Kementerian Kesehatan Gaza melaporkan hampir 64.900 warga Palestina meninggal dunia akibat perang antara Israel dan Hamas. Pada Selasa lalu, penyelidikan dari Perserikatan Bangsa-Bangsa (PBB) menyimpulkan bahwa perang Israel di Gaza merupakan tindakan genosida, meski para pemimpin Israel membantah klaim tersebut.
Perang yang hampir memasuki tahun kedua ini menjadi salah satu isu global yang memicu perpecahan di berbagai belahan dunia. “Kita semakin terpolarisasi. Seakan kalau tidak 100% mendukung, berarti kita 200% menentang,” ujar Fadi Sharaiha dari MENA Leadership Center beberapa waktu lalu. “Itu tidak benar. Kita butuh ruang untuk berdialog dan berdiskusi.” sambungnya seperti dikutip dari Mission Network.
Menurut Sharaiha, hal pertama yang harus dilakukan adalah mengakui adanya kejahatan dalam perang ini. Tidak ada pihak yang sepenuhnya bersih karena korban berjatuhan di kedua sisi. “Di tengah semua keburukan ini, saya percaya Tuhan tetap layak menerima segala pujian dan kemuliaan,” kata Sharaiha.
Ia juga menekankan pentingnya kembali pada nilai dasar, mengingat pesan Yesus, “Berbahagialah orang yang membawa damai, karena mereka akan disebut anak-anak Allah.”
Sharaiha mengakui, sulit berbicara tentang perdamaian di tengah perang yang masih berlangsung. Namun suatu hari, orang-orang bijak harus memulai pekerjaan pemulihan. “Pemerintah dunia saat ini mendesak Israel untuk menghentikan serangan, dan Hamas untuk melepaskan sandera serta menyerahkan senjata,” jelasnya.
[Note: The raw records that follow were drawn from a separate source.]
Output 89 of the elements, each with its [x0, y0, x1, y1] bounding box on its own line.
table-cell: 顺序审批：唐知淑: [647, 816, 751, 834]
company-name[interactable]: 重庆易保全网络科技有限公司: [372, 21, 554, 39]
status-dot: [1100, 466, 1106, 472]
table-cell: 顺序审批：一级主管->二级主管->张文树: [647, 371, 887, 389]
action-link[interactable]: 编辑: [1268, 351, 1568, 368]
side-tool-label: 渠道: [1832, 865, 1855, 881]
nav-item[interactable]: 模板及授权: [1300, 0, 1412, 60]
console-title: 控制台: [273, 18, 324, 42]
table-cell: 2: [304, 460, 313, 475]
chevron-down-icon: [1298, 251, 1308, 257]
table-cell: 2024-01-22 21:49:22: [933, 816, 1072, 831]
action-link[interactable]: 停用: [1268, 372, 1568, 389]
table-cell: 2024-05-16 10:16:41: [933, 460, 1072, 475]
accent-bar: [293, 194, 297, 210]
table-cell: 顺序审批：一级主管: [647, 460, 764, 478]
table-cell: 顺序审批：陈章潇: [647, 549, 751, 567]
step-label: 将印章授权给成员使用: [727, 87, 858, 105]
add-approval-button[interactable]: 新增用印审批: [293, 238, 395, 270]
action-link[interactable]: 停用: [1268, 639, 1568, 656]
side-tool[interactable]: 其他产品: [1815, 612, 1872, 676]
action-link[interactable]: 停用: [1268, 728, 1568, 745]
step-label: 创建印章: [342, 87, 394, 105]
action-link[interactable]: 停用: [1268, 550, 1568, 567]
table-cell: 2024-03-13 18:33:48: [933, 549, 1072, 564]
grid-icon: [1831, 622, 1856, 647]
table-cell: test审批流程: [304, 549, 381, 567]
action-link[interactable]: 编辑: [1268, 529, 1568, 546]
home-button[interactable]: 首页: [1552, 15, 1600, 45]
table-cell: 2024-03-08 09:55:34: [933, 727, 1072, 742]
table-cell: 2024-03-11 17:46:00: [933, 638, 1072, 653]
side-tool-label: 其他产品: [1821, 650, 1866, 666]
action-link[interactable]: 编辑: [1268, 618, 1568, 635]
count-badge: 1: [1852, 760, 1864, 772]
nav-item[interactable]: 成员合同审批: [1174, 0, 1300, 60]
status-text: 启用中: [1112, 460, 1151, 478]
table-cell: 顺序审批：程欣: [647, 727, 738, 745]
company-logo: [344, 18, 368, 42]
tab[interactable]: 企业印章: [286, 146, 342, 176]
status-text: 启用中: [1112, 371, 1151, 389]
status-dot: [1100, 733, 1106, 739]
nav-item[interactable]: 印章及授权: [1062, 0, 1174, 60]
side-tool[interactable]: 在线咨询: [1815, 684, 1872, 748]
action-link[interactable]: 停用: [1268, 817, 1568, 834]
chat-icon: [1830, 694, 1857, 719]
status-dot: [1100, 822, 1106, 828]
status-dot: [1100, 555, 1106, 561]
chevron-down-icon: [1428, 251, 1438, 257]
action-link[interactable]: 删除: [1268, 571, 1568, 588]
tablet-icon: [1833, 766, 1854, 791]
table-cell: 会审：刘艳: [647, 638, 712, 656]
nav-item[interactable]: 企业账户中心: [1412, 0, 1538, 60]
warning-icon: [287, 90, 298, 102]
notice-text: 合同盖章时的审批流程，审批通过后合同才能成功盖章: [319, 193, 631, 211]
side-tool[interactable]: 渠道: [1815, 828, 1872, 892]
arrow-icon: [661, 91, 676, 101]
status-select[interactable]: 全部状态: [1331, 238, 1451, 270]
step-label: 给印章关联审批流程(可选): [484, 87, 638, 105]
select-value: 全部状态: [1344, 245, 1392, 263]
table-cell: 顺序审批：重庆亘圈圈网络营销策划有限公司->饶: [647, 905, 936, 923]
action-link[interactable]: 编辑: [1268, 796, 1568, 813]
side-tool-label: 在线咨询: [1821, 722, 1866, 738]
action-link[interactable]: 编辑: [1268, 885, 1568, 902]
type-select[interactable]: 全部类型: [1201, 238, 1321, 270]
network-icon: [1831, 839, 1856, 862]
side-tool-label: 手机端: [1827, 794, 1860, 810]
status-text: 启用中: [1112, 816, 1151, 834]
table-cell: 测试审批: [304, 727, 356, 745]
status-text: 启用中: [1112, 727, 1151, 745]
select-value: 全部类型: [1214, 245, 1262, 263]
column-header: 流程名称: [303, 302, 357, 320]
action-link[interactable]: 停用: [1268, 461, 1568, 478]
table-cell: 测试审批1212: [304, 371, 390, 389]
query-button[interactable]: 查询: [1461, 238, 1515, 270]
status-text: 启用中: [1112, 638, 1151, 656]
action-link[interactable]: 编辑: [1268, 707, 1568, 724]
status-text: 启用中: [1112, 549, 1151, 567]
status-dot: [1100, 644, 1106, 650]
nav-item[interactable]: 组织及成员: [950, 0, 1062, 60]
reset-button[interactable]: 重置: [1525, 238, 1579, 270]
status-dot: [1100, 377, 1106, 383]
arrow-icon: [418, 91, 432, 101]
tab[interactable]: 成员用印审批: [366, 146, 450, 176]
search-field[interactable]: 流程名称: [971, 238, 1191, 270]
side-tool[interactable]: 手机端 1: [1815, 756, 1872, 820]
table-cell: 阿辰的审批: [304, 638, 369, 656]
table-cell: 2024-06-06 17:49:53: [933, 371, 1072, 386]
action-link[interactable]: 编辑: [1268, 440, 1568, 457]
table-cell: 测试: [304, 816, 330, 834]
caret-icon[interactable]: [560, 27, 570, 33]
Bahkan setelah pertempuran berhenti, tantangan lain akan muncul, yaitu perang di hati manusia. “Saya khawatir pada korban yang jatuh hari ini, tapi juga pada mereka yang bertahan hidup tahun depan,” tambah Sharaiha. “Mereka akan dipenuhi kebencian, trauma, dan luka batin. Itu sebabnya kita harus memastikan ada kabar baik, ada pengharapan yang diberitakan bagi mereka.”
Di tengah kompleksitas perang Israel–Hamas, komunitas global, termasuk kalangan akademisi dan pemimpin muda, diajak untuk menjadi pembawa damai. Sharaiha menegaskan pentingnya pendidikan lintas budaya, penguatan kapasitas pemimpin, dan program trauma healing bagi masyarakat yang terdampak.
MENA Leadership Center sendiri tengah merancang pelatihan yang nantinya dapat membekali para pemimpin untuk mendampingi penyintas perang, termasuk dalam pelayanan pengungsi dan pemulihan trauma.